City Mortuary shifts blame in Pumwani twin babies puzzle
City Mortuary officials are engaged in a blame game with Pumwani Maternity Hospital management over claims that a postmortem test was conducted on wrong bodies.
The two sides, which are critical in solving the puzzle of missing twin newborns, on Wednesday appeared before the Senate Health Committee, which is investigating whether the babies were born alive or dead.
Mr Dedan Kimathi and his wife Jacinta Wanjiku accuse the hospital of swapping their babies with dead ones, but the hospital has maintained it was a case of stillbirths.
A DNA report indicated that the bodies given to the parents were not of twins and were not related to the couple.
The maternity hospital’s officials told the committee that they took the right bodies to City Mortuary for a postmortem examination and the mortuary officials should explain what happened to the corpses under their custody.
Ms Betty Kairu said the bodies were labelled when they arrived but unlike with other bodies, the sealed carton that contained them had an instruction that they should not be decomposed.
“We did not open the carton because we were told there were issues. This was the same carton presented for postmortem,” MsKairu told the committee chaired by Dr Mohammed Kuti (Isiolo, URP).
BODIES NOT LABELLED
Members present included Dr Wilfred Machage (Migori, ODM), Prof Wilfred Lesan (Bomet, URP), Mrs Beth Mugo (Nominated, TNA), Ms MvitaMshenga (Nominated, URP), Ms Catherine Mukite (Nominated, Ford-K) and Ms Godliver Omondi (Nominated, ODM).
Ms Kairu revealed that besides Chief Government Pathologist Johansen Oduor, two doctors representing Pumwani were in the postmortem examination room when she opened the box to remove the bodies.
However, Dr Beth Maina, a senior pediatrician at the hospital, openly disagreed with MsKairu’s assertion, prompting Dr Kuti to intervene.

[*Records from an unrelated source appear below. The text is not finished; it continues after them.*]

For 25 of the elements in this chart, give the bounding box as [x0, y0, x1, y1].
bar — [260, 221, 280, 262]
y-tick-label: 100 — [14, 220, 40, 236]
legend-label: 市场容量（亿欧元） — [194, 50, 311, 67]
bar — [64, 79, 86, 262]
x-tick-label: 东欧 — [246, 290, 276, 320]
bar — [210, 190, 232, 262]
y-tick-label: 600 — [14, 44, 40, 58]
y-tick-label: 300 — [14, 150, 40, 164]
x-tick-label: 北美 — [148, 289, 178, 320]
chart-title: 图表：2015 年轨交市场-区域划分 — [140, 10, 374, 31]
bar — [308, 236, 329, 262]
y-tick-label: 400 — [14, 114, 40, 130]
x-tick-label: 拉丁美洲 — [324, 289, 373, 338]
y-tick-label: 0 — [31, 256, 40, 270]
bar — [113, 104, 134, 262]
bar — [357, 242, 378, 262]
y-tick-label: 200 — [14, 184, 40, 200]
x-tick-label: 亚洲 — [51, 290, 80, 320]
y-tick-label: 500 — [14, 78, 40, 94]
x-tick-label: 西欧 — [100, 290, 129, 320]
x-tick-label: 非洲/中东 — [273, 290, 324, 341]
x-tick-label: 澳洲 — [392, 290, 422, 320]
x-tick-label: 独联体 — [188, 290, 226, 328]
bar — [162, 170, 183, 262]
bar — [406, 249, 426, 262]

“We were called after the bodies had been placed on the table,” Dr Maina told the committee, whose members have a medical background.
The hospital’s medical superintendent, Dr Omondi Kumba, said it was wrong for the pathologist and mortuary attendants to undertake a postmortem test on bodies that were not labelled.
Dr Kumba said the work of the two doctors he sent from the hospital to witness the procedure was not to positively identify the bodies.